As I continued debugging my models, I noticed that this memory problem not only affects 0 dimensional tensors but rather tensors that change their shape during runtime. I have observed that tensors that have a different shape when the model is executed again sometimes point to compute buffers that definitely do not belong to them (As their shape is identical to an other tensor appearing earlier in the graph). I tried to break down the problem and created an Onnx model with a few dummy operations:

Executing the model with the following code:

Model modelLoader = ModelLoader.Load(modelAsset);
modelLoader.AddOutput("reduced_other_vec");

IWorker worker = WorkerFactory.CreateWorker(BackendType.GPUCompute, modelLoader);

Tensor output;

output = TestMemory(new TensorInt(0), new TensorInt(2), worker, modelLoader);
Debug.LogFormat("1 -- shape: {0} content: {1}", output.shape, output.tensorOnDevice);

output = TestMemory(new TensorInt(42), new TensorInt(2), worker, modelLoader);
Debug.LogFormat("2 -- shape: {0} content: {1}", output.shape, output.tensorOnDevice);

output = TestMemory(new TensorInt(0), new TensorInt(2), worker, modelLoader);
Debug.LogFormat("3 -- shape: {0} content: {1}", output.shape, output.tensorOnDevice);

worker.Dispose();

Tensor TestMemory(TensorInt zeroInput, TensorInt otherInput, IWorker worker, Model modelLoader)
{
        Dictionary<string, Tensor> inputTensors = new()
        {
            { "zero_input", zeroInput },
            { "other_input", otherInput },
        };

        worker.Execute(inputTensors);

        zeroInput.Dispose();
        otherInput.Dispose();

        return worker.PeekOutput("output");
}

One would assume that the first and third log print would show the same thing. However, this is the output instead:

I know that the example is very artificial and here the issue is still relatively harmless, but I also observed cases where a tensor of rank 1 (containing a single value) suddenly pointed to a buffer of rank 4 (containing several hundred values).

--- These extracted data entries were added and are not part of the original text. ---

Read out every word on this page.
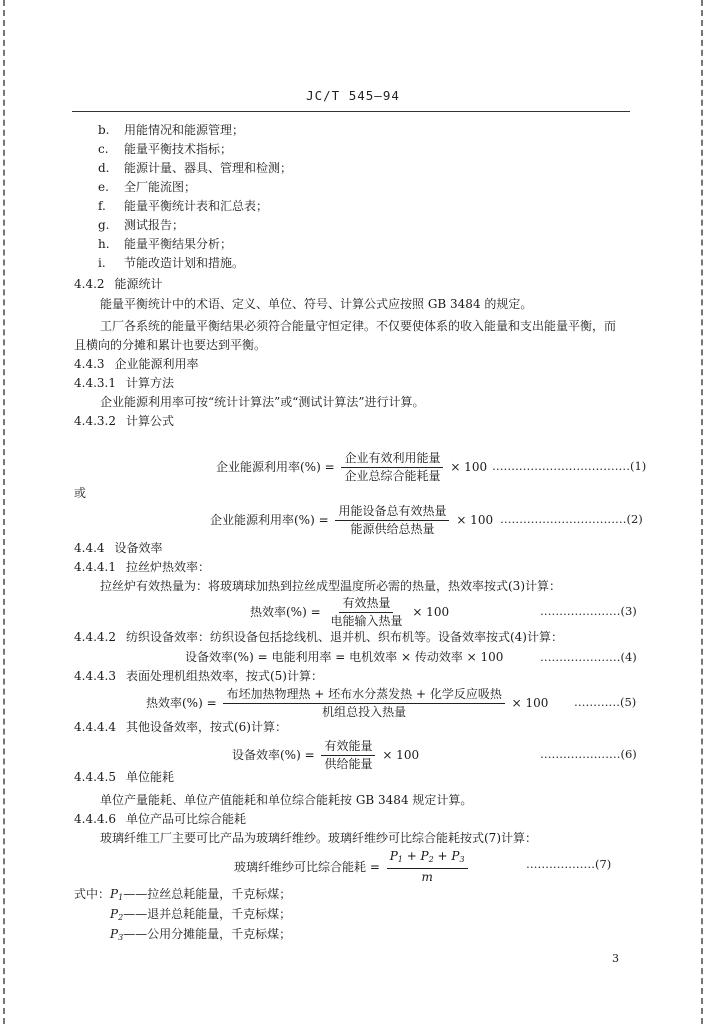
JC/T 545—94
b. 用能情况和能源管理；
c. 能量平衡技术指标；
d. 能源计量、器具、管理和检测；
e. 全厂能流图；
f. 能量平衡统计表和汇总表；
g. 测试报告；
h. 能量平衡结果分析；
i. 节能改造计划和措施。
4.4.2 能源统计
能量平衡统计中的术语、定义、单位、符号、计算公式应按照 GB 3484 的规定。
工厂各系统的能量平衡结果必须符合能量守恒定律。不仅要使体系的收入能量和支出能量平衡，而
且横向的分摊和累计也要达到平衡。
4.4.3 企业能源利用率
4.4.3.1 计算方法
企业能源利用率可按“统计计算法”或“测试计算法”进行计算。
4.4.3.2 计算公式
企业能源利用率(%) = $\frac{\text{企业有效利用能量}}{\text{企业总综合能耗量}} \times 100$ ………………………………(1)
或
企业能源利用率(%) = $\frac{\text{用能设备总有效热量}}{\text{能源供给总热量}} \times 100$ ……………………………(2)
4.4.4 设备效率
4.4.4.1 拉丝炉热效率：
拉丝炉有效热量为：将玻璃球加热到拉丝成型温度所必需的热量，热效率按式(3)计算：
热效率(%) = $\frac{\text{有效热量}}{\text{电能输入热量}} \times 100$	…………………(3)
4.4.4.2 纺织设备效率：纺织设备包括捻线机、退并机、织布机等。设备效率按式(4)计算：
设备效率(%) = 电能利用率 = 电机效率 × 传动效率 × 100	…………………(4)
4.4.4.3 表面处理机组热效率，按式(5)计算：
热效率(%) = $\frac{\text{布坯加热物理热 + 坯布水分蒸发热 + 化学反应吸热}}{\text{机组总投入热量}} \times 100$ …………(5)
4.4.4.4 其他设备效率，按式(6)计算：
设备效率(%) = $\frac{\text{有效能量}}{\text{供给能量}} \times 100$	…………………(6)
4.4.4.5 单位能耗
单位产量能耗、单位产值能耗和单位综合能耗按 GB 3484 规定计算。
4.4.4.6 单位产品可比综合能耗
玻璃纤维工厂主要可比产品为玻璃纤维纱。玻璃纤维纱可比综合能耗按式(7)计算：
玻璃纤维纱可比综合能耗 = $\frac{P_1 + P_2 + P_3}{m}$	………………(7)
式中：$P_1——$拉丝总耗能量，千克标煤；
$P_2——$退并总耗能量，千克标煤；
$P_3——$公用分摊能量，千克标煤；
3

For example, if models contain operations such as NonMaximumSupression and the shapes change with each execution, this behavior leads to errors that are difficult to debug. As far as I can tell, the issue only affects tensors whose shape has to be calculated at runtime (e.g. NMS, Tile, Range …). The issue does not affect shapes defined by dynamic_axes.

Possible solutions:

  1. Call worker.Dispose(); and WorkerFactory.CreateWorker(...) each time you execute the model. However, this seems inefficient.
  2. I tried worker.PrepareForInput(...) which did not work.
  3. The best option would be if you could allocate the layer outputs manually. However, I have no idea how to do this.

This is known internally as Issue 207